In a shocking turn of events, the healthy kidney of a Florida woman was mistakenly removed by a doctor who mistook it for a tumour.
The patient, Maureen Pacheco, was doing a routine when the mishap happened. She went into the hospital with two healthy kidneys, but she only left with one.
Pacheco was in her early 50s when a surgeon mistook her healthy kidney for a cancerous tumor on the operating table in April 2016, the Palm Beach Post reported.
During the procedure, Dr. Ramon Vazques saw Pacheco’s kidney, believed it was a tumour, declared an emergency and took it out, said an administrative complaint made by Florida’s Department of Health.
Vazques could now face a range of penalties — from losing his license to only paying a fine, the complaint said.
The Palm Beach Post reported that Vasques wasn’t even the surgeon assigned to perform the back surgery but was brought in to make the incision for the other surgeons to perform the scheduled surgery.

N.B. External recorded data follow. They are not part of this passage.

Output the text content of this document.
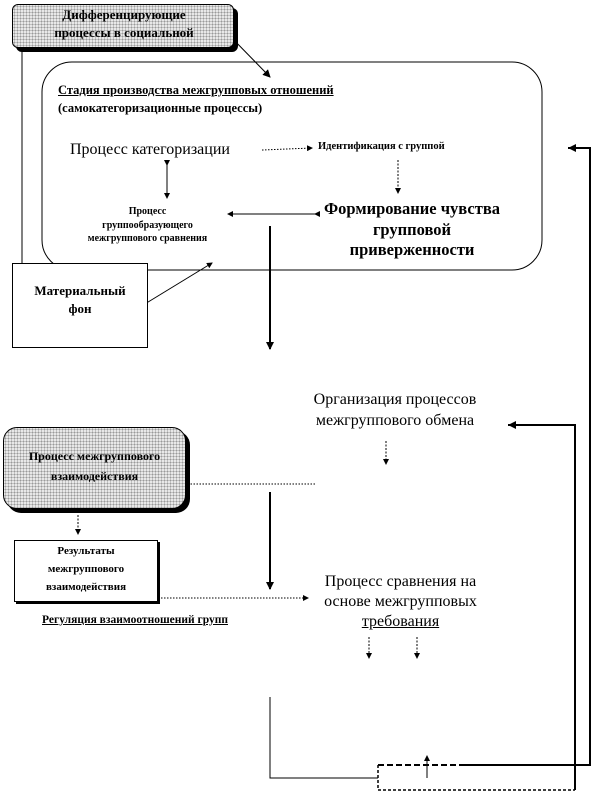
Дифференцирующие
процессы в социальной
Стадия производства межгрупповых отношений
(самокатегоризационные процессы)
Процесс категоризации	Идентификация с группой
Процесс
группообразующего
межгруппового сравнения
Формирование чувства
групповой
приверженности
Материальный
фон
Организация процессов
межгруппового обмена
Процесс межгруппового
взаимодействия
Результаты
межгруппового
взаимодействия	Процесс сравнения на
основе межгрупповых
требования
Регуляция взаимоотношений групп
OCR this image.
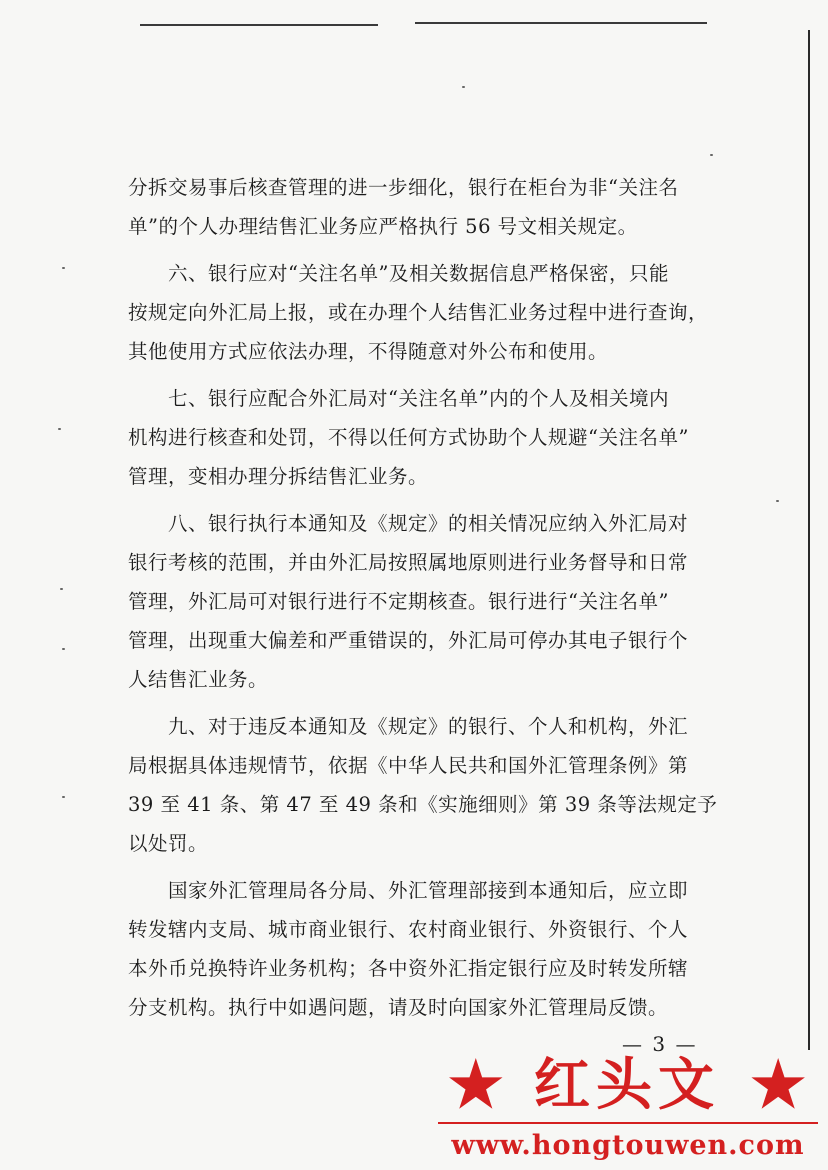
分拆交易事后核查管理的进一步细化，银行在柜台为非“关注名
单”的个人办理结售汇业务应严格执行 56 号文相关规定。
六、银行应对“关注名单”及相关数据信息严格保密，只能
按规定向外汇局上报，或在办理个人结售汇业务过程中进行查询，
其他使用方式应依法办理，不得随意对外公布和使用。
七、银行应配合外汇局对“关注名单”内的个人及相关境内
机构进行核查和处罚，不得以任何方式协助个人规避“关注名单”
管理，变相办理分拆结售汇业务。
八、银行执行本通知及《规定》的相关情况应纳入外汇局对
银行考核的范围，并由外汇局按照属地原则进行业务督导和日常
管理，外汇局可对银行进行不定期核查。银行进行“关注名单”
管理，出现重大偏差和严重错误的，外汇局可停办其电子银行个
人结售汇业务。
九、对于违反本通知及《规定》的银行、个人和机构，外汇
局根据具体违规情节，依据《中华人民共和国外汇管理条例》第
39 至 41 条、第 47 至 49 条和《实施细则》第 39 条等法规定予
以处罚。
国家外汇管理局各分局、外汇管理部接到本通知后，应立即
转发辖内支局、城市商业银行、农村商业银行、外资银行、个人
本外币兑换特许业务机构；各中资外汇指定银行应及时转发所辖
分支机构。执行中如遇问题，请及时向国家外汇管理局反馈。
— 3 —
★ 红头文 ★
www.hongtouwen.com
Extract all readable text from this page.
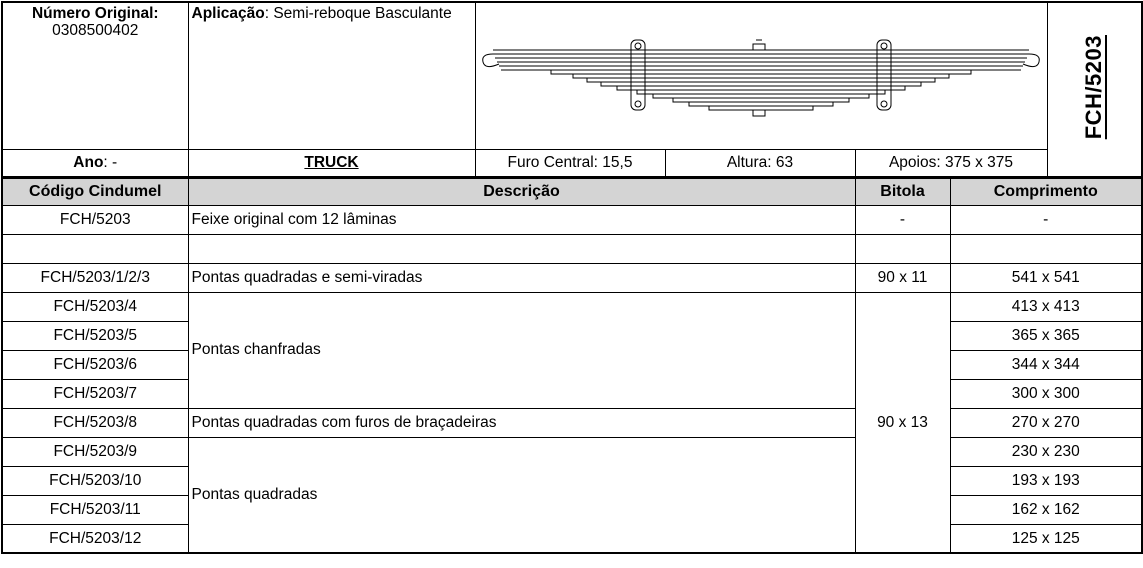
Número Original:
0308500402	Aplicação: Semi-reboque Basculante					FCH/5203
Ano: -	TRUCK	Furo Central: 15,5	Altura: 63	Apoios: 375 x 375		
Código Cindumel	Descrição			Bitola	Comprimento	
FCH/5203	Feixe original com 12 lâminas			-	-	

FCH/5203/1/2/3	Pontas quadradas e semi-viradas			90 x 11	541 x 541	
FCH/5203/4	Pontas chanfradas			90 x 13	413 x 413	
FCH/5203/5					365 x 365	
FCH/5203/6					344 x 344	
FCH/5203/7					300 x 300	
FCH/5203/8	Pontas quadradas com furos de braçadeiras				270 x 270	
FCH/5203/9	Pontas quadradas				230 x 230	
FCH/5203/10					193 x 193	
FCH/5203/11					162 x 162	
FCH/5203/12					125 x 125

The woman had suffered back pain for years following a car accident she had been involved in.
“As you can imagine, when someone goes in for a back surgery, she would never expect to wake up and be told when she’s just waking up from anesthesia, that one of her kidney’s has been unnecessarily removed,” said Pacheco’s attorney, Donald J. Ward.
Florida’s Department of Health has now filed an administrative complaint against Vazquez, who has served as chairman of surgery at Palm Beach Gardens Medical Center since January and has privileges at St. Mary’s and Good Samaritan medical centers as well as Bethesda Memorial Hospital.
“Few medical errors are as vivid and terrifying as those that involve patients who have undergone surgery on the wrong body part,” according to the federal Agency for Healthcare Research and Quality. Such mistakes are deemed “never events” ‒ meaning they should never occur.